Rosen Rides In, Sees Squirrel, Yells Bear!

Sounds Alarm While Alarm’s Turned Off

Nevada’s own Senator Jacky Rosen recently visited a Reno business with a good story and a bad case of nerves. She arrived with cameras and concern, tellin’ of catastrophe and calamity brought on by President Trump’s tariffs — those fearsome duties squeezing the lifeblood out of plucky entrepreneurs.

But as with many a political tale, there’s a mite more shadow than substance once the dust settles.

The business in question, Orucase, is the creation of one Isaac Howe, a fellow who started broke, hungry, and possessed of a sturdy dream–to fly with a bicycle without having to pawn his shoes to pay the baggage fees. He turned that notion into a company that makes high-end travel cases for athletes and set up shop–with a heart full of hope and a warehouse full of goods from Vietnam.
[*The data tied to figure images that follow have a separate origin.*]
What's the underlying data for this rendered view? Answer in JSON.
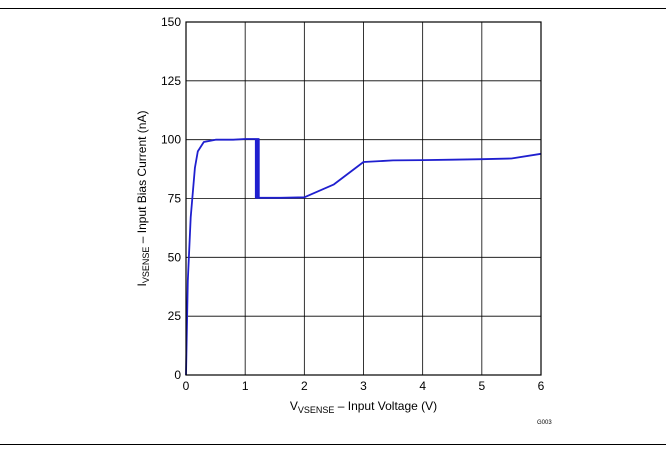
{
  "chart_data": {
    "type": "line",
    "xlabel": {
      "main": "V",
      "sub": "VSENSE",
      "rest": " – Input Voltage (V)"
    },
    "ylabel": {
      "main": "I",
      "sub": "VSENSE",
      "rest": " – Input Bias Current (nA)"
    },
    "xlim": [
      0,
      6
    ],
    "ylim": [
      0,
      150
    ],
    "xticks": [
      0,
      1,
      2,
      3,
      4,
      5,
      6
    ],
    "yticks": [
      0,
      25,
      50,
      75,
      100,
      125,
      150
    ],
    "grid": true,
    "series_color": "#1f1fcf",
    "figure_id": "G003",
    "series": [
      {
        "x": [
          0,
          0.03,
          0.08,
          0.15,
          0.2,
          0.3,
          0.5,
          0.8,
          1.0,
          1.2,
          1.2,
          1.23,
          1.23,
          1.18,
          1.18,
          1.6,
          2.0,
          2.5,
          3.0,
          3.5,
          4.0,
          4.5,
          5.0,
          5.5,
          6.0
        ],
        "y": [
          0,
          40,
          67,
          88,
          95,
          99,
          100,
          100,
          100.3,
          100.3,
          75.3,
          75.3,
          100.3,
          100.3,
          75.3,
          75.3,
          75.5,
          81,
          90.5,
          91.2,
          91.3,
          91.5,
          91.7,
          92,
          94
        ]
      }
    ]
  }
}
Mr. Howe says he’s concerned—nay, nearly paralyzed—by a 46 percent tariff the Trump Administration proposed months ago on imports from Vietnam. He wrote to Senator Rosen, soundin’ the alarm, and she showed up wavin’ the torch of justice and promisin’ to fight the big fight against those mean tariffs–only one small problem–those tariffs in question got suspended.

Done away with. Set aside like last year’s campaign signs.

You’d think this small but crucial fact would’ve earned a mention from the good Senator–with truth being the currency of trust and all. But no—Rosen chose instead to hoist the panic flag and march around, hopin’ nobody’d peek behind the curtain to see that the tariff got laid to rest already.

“I have cargo on the water,” Mr. Howe said as if the administration might spring a policy change like a jack-in-the-box once his crate touches port. But that’s politics for you — always seein’ for storms on a sunny day.

Rosen claimed she got deluged by “thousands and thousands” of messages, which, if true, means either Nevada’s business community has suddenly discovered the art of copy-and-paste email or the Senator’s inbox is a little more dramatic than reality requires. She paints a picture of economic doomsday but forgets to add that the sky she says is fallin’ has been patched up and braced for now.

So what we have here, dear reader, is the classic art of molehill magnification. Senator Rosen findin’ a man in Reno with jitters, declarin’ emergency surgery’s needed–while the cause got the cure already.

I ain’t sayin’ tariffs ain’t worth watchin’— they are, but I do say it’s hard to take a fire alarm seriously when the buildin’ ain’t burnin’–and the fire marshal’s already gone home to supper.

The difference between a real problem and a political one is that the real problem usually shows up without a press conference.